如果有灰度，则根据 id 获取对应的 release 信息，得到配置，release 里面包含了全量的配置信息（从数据库获取）。

如果没有灰度，则获取最新的普通的发布信息（从数据库获取）。

关键在于获取灰度 id。

看看这个方法：

  public Long findReleaseIdFromGrayReleaseRule(String clientAppId, String clientIp, String
      configAppId, String configCluster, String configNamespaceName) {
    String key = assembleGrayReleaseRuleKey(configAppId, configCluster, configNamespaceName);// 组装 key
    if (!grayReleaseRuleCache.containsKey(key)) {// 从缓存中获取, 缓存是个 handler 监听器 + 定时任务
      return null;
    }
    //create a new list to avoid ConcurrentModificationException 如果存在,就处理
    List<GrayReleaseRuleCache> rules = Lists.newArrayList(grayReleaseRuleCache.get(key));
    for (GrayReleaseRuleCache rule : rules) {
      //check branch status 必须是激活的状态
      if (rule.getBranchStatus() != NamespaceBranchStatus.ACTIVE) {
        continue;
      }// 如果匹配上了 ip 和 客户端的 appId, 就返回
      if (rule.matches(clientAppId, clientIp)) {
        return rule.getReleaseId();
      }
    }
    return null;
  }

步骤：首先用 + 号将 appId，cluster，namespace 拼接，再从缓存中获取，获取的是该 key 对应的灰度规则。

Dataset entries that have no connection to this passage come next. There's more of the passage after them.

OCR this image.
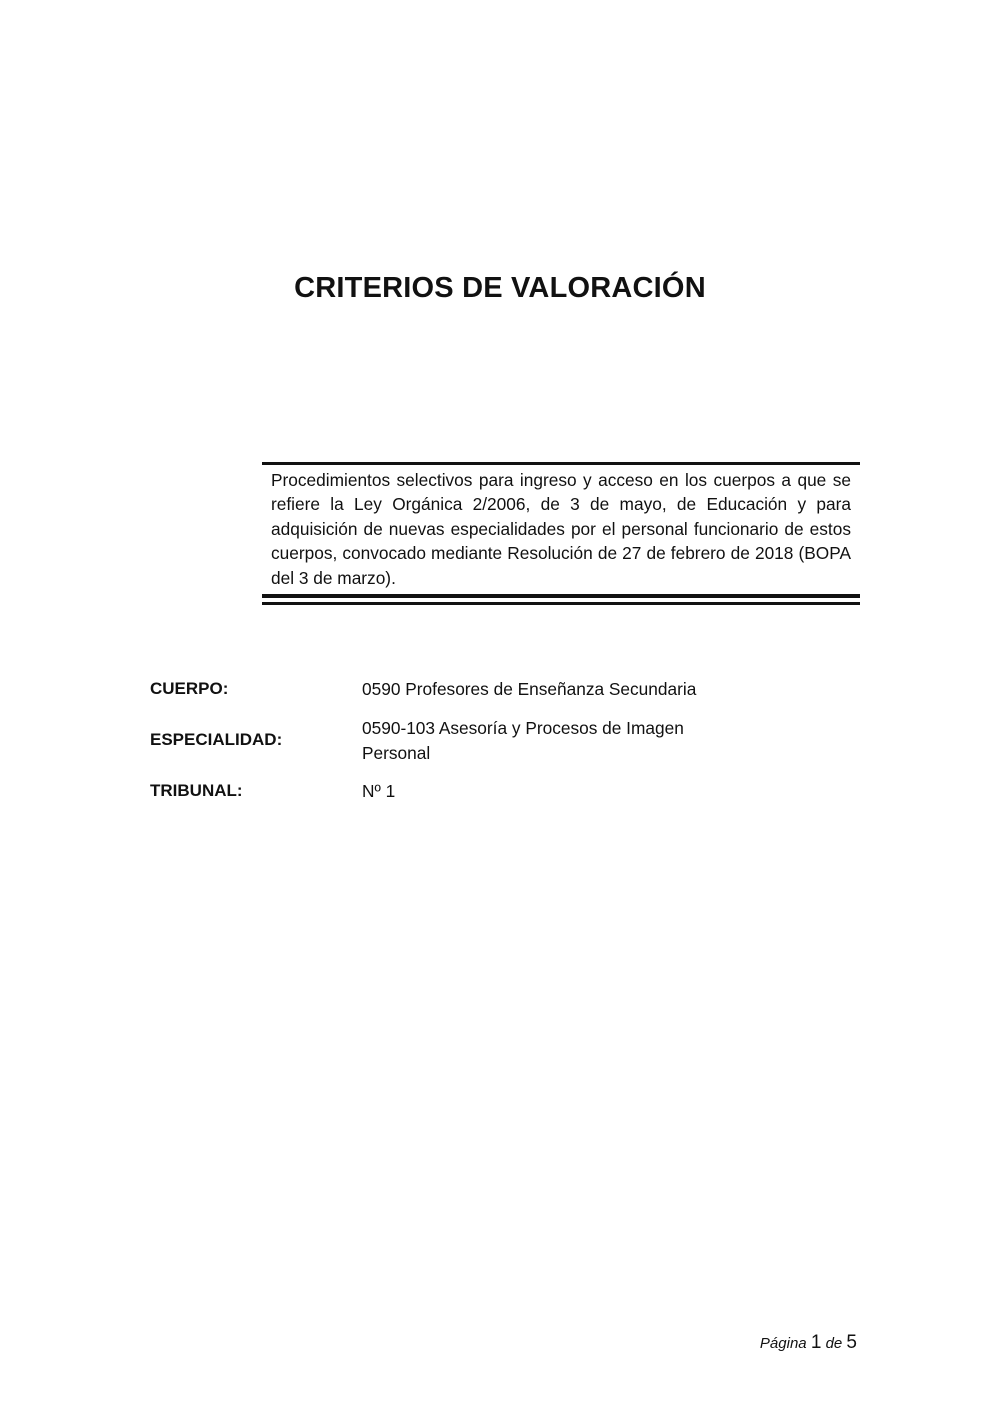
CRITERIOS DE VALORACIÓN

Procedimientos selectivos para ingreso y acceso en los cuerpos a que se refiere la Ley Orgánica 2/2006, de 3 de mayo, de Educación y para adquisición de nuevas especialidades por el personal funcionario de estos cuerpos, convocado mediante Resolución de 27 de febrero de 2018 (BOPA del 3 de marzo).

CUERPO:	0590 Profesores de Enseñanza Secundaria
ESPECIALIDAD:
0590-103 Asesoría y Procesos de Imagen Personal
TRIBUNAL:	Nº 1
Página 1 de 5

而缓存由一个定时任务更新（60s） + 监听器更新。

如果存在，就循环比较规则，如果规则是激活状态，且 appId 和 ip 和当前客户端匹配，那么就返回这个灰度的 release Id。

这个就是得到灰度 release Id 的具体逻辑，可以看到，这里是优先加载灰度的。

那么这个定时任务 + 监听器具体是怎么样的呢？

刚刚说了，定时任务是 60 s 一次，相对于配置中心来说，及时性肯定是不够的，所以，他更多的是一种补偿措施，即监听器失效了，定时任务能够保证 60s 内配置是最新的。

而监听器才是最新的配置。具体方法则是 handleMessage 方法。这个方法会得到一个发布消息，包含 appId + clusterName + namespace，有了这个信息，就可以得到 release 信息了。

每当发布一个配置，或回滚一个配置，都会发送一个消息到数据库，ConfigService 会扫描得到这个消息，然后通知所有的监听器。执行监听器的 handlerMessage 方法。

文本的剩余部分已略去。